Citizens who want to change the Nevada Constitution or get new laws on the books can circulate initiative petitions as a first step. With enough valid signatures from voters, the petitions automatically go onto a general election ballot in the form of questions. If the questions are ultimately approved, new laws and constitutional changes are brought about directly by the voters, rather than by the normal legislative process. The process for conducting initiative petitions was crafted in order to ensure that people throughout the state would have a say on proposed changes that would affect them. The framers of the constitution did not want densely populated counties dominating the process. This fair approach is now endangered by a federal lawsuit.

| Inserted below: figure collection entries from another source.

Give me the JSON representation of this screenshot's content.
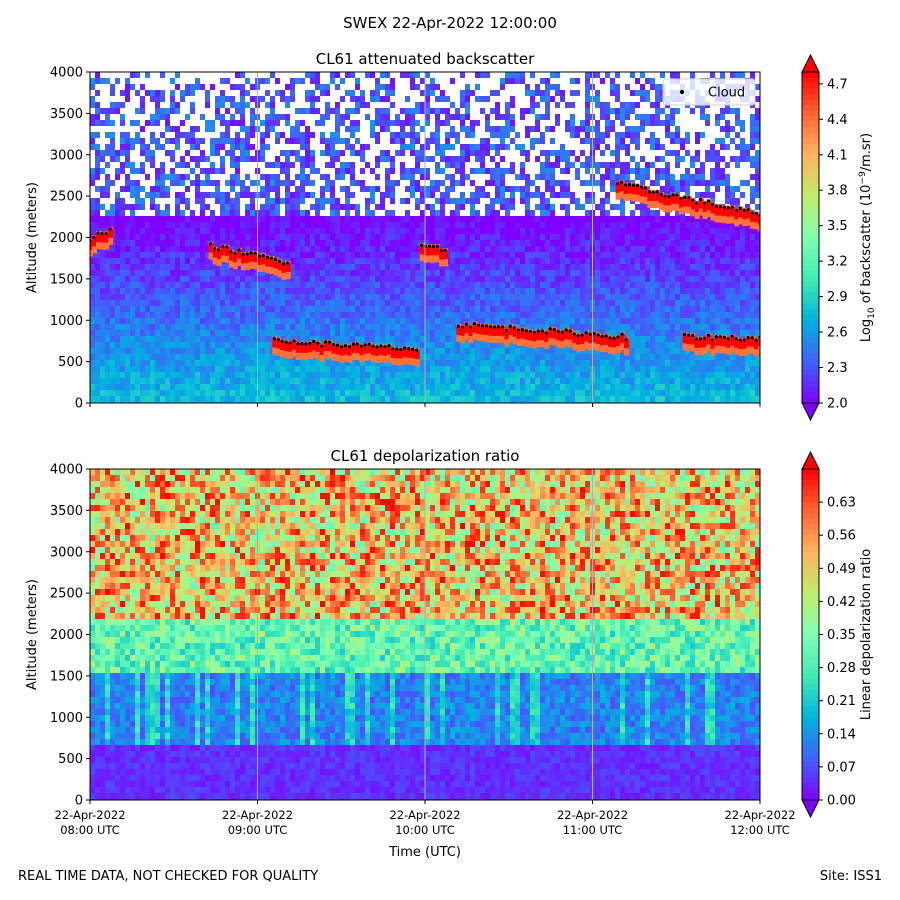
{
  "figure": {
    "suptitle": "SWEX 22-Apr-2022 12:00:00",
    "footer_left": "REAL TIME DATA, NOT CHECKED FOR QUALITY",
    "footer_right": "Site: ISS1"
  },
  "chart_data": [
    {
      "type": "heatmap",
      "title": "CL61 attenuated backscatter",
      "xlabel": "",
      "ylabel": "Altitude (meters)",
      "ylim": [
        0,
        4000
      ],
      "yticks": [
        0,
        500,
        1000,
        1500,
        2000,
        2500,
        3000,
        3500,
        4000
      ],
      "xlim_hours_utc": [
        8,
        12
      ],
      "xticks_hours_utc": [
        8,
        9,
        10,
        11,
        12
      ],
      "xtick_labels": [],
      "colorbar": {
        "label": "Log10 of backscatter (10^-9/m.sr)",
        "label_parts": {
          "pre": "Log",
          "sub": "10",
          "mid": " of backscatter (10",
          "sup": "−9",
          "post": "/m.sr)"
        },
        "min": 2.0,
        "max": 4.8,
        "ticks": [
          2.0,
          2.3,
          2.6,
          2.9,
          3.2,
          3.5,
          3.8,
          4.1,
          4.4,
          4.7
        ],
        "tick_labels": [
          "2.0",
          "2.3",
          "2.6",
          "2.9",
          "3.2",
          "3.5",
          "3.8",
          "4.1",
          "4.4",
          "4.7"
        ],
        "extend": "both"
      },
      "legend": {
        "entries": [
          "Cloud"
        ],
        "location": "upper right"
      },
      "cloud_layers": [
        {
          "name": "layer 08:00 near 2000 m",
          "x_hours": [
            8.0,
            8.12
          ],
          "y_m": [
            1990,
            2080
          ]
        },
        {
          "name": "layer 08:45-09:10 near 1800 m",
          "x_hours": [
            8.72,
            9.18
          ],
          "y_m": [
            1900,
            1700
          ]
        },
        {
          "name": "layer 10:00 near 1900 m",
          "x_hours": [
            9.98,
            10.12
          ],
          "y_m": [
            1930,
            1850
          ]
        },
        {
          "name": "layer 10:10-11:15 near 800-1000 m",
          "x_hours": [
            10.2,
            11.2
          ],
          "y_m": [
            950,
            800
          ]
        },
        {
          "name": "layer 09:05-09:55 near 700 m",
          "x_hours": [
            9.1,
            9.95
          ],
          "y_m": [
            750,
            650
          ]
        },
        {
          "name": "layer 11:10-12:00 near 2300-2600 m",
          "x_hours": [
            11.15,
            12.0
          ],
          "y_m": [
            2650,
            2280
          ]
        },
        {
          "name": "layer 11:35-12:00 near 800 m",
          "x_hours": [
            11.55,
            12.0
          ],
          "y_m": [
            800,
            780
          ]
        }
      ]
    },
    {
      "type": "heatmap",
      "title": "CL61 depolarization ratio",
      "xlabel": "Time (UTC)",
      "ylabel": "Altitude (meters)",
      "ylim": [
        0,
        4000
      ],
      "yticks": [
        0,
        500,
        1000,
        1500,
        2000,
        2500,
        3000,
        3500,
        4000
      ],
      "xlim_hours_utc": [
        8,
        12
      ],
      "xticks_hours_utc": [
        8,
        9,
        10,
        11,
        12
      ],
      "xtick_labels": [
        [
          "22-Apr-2022",
          "08:00 UTC"
        ],
        [
          "22-Apr-2022",
          "09:00 UTC"
        ],
        [
          "22-Apr-2022",
          "10:00 UTC"
        ],
        [
          "22-Apr-2022",
          "11:00 UTC"
        ],
        [
          "22-Apr-2022",
          "12:00 UTC"
        ]
      ],
      "colorbar": {
        "label": "Linear depolarization ratio",
        "min": 0.0,
        "max": 0.7,
        "ticks": [
          0.0,
          0.07,
          0.14,
          0.21,
          0.28,
          0.35,
          0.42,
          0.49,
          0.56,
          0.63
        ],
        "tick_labels": [
          "0.00",
          "0.07",
          "0.14",
          "0.21",
          "0.28",
          "0.35",
          "0.42",
          "0.49",
          "0.56",
          "0.63"
        ],
        "extend": "both"
      }
    }
  ],
  "colors": {
    "colormap": [
      "#7f00ff",
      "#4062fa",
      "#01b3df",
      "#40ecb4",
      "#80feb3",
      "#c1ec6a",
      "#ffb360",
      "#ff6331",
      "#ff0000"
    ],
    "cloud_marker": "#000000",
    "grid": "#b0b0b0"
  }
}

For a statewide initiative petition to be successful, signers must number at least 10 percent of all those who voted in the previous general election. This number currently stands at 51,243. But the constitution recognizes population disparities and prohibits petitions that simply gather the raw 10 percent. The reasoning is sound. If raw numbers were allowed, those circulating petitions wouldn't go anywhere near the rural counties. So the constitution contains a provision requiring that for initiative petitions to be valid, they must contain signatures from at least 10 percent of the active voters in 13 of the state's 17 counties.
A quick review of the numbers shows the logic. In Esmeralda County, 619 people are registered to vote. In Eureka County, there are 894 registered voters. In Elko County, 18,247. All of the rural counties are small potatoes compared to Washoe and Clark counties, home of Reno and Las Vegas, where the registered voters number 190,144 and 588,028 respectively. If a raw 10 percent of those who voted were allowed, all of the signatures could be gathered from Clark County alone. The constitution is written so that changes in state law and the constitution itself cannot be proposed without participation by voters in the less populated counties.
But a federal lawsuit filed in Las Vegas this week would change this fair process. Filed by anti-tax activist Dan Burdish and state Sen. Sandra Tiffany, R-Henderson, the suit is based on a September decision by the 9th U.S. Circuit Court of Appeals, which struck down Idaho's multi-county approach to initiative petitions. The court ruled, mistakenly in our view, that Idaho's system gave too much power to the sparsely populated counties. The raw-vote system favored by Burdish and Tiffany, however, gives all the power to densely populated counties, with no regard for the rest of the state. We hope the 9th Circuit's decision affecting Idaho is overturned, and that the Burdish-Tiffany lawsuit is dismissed.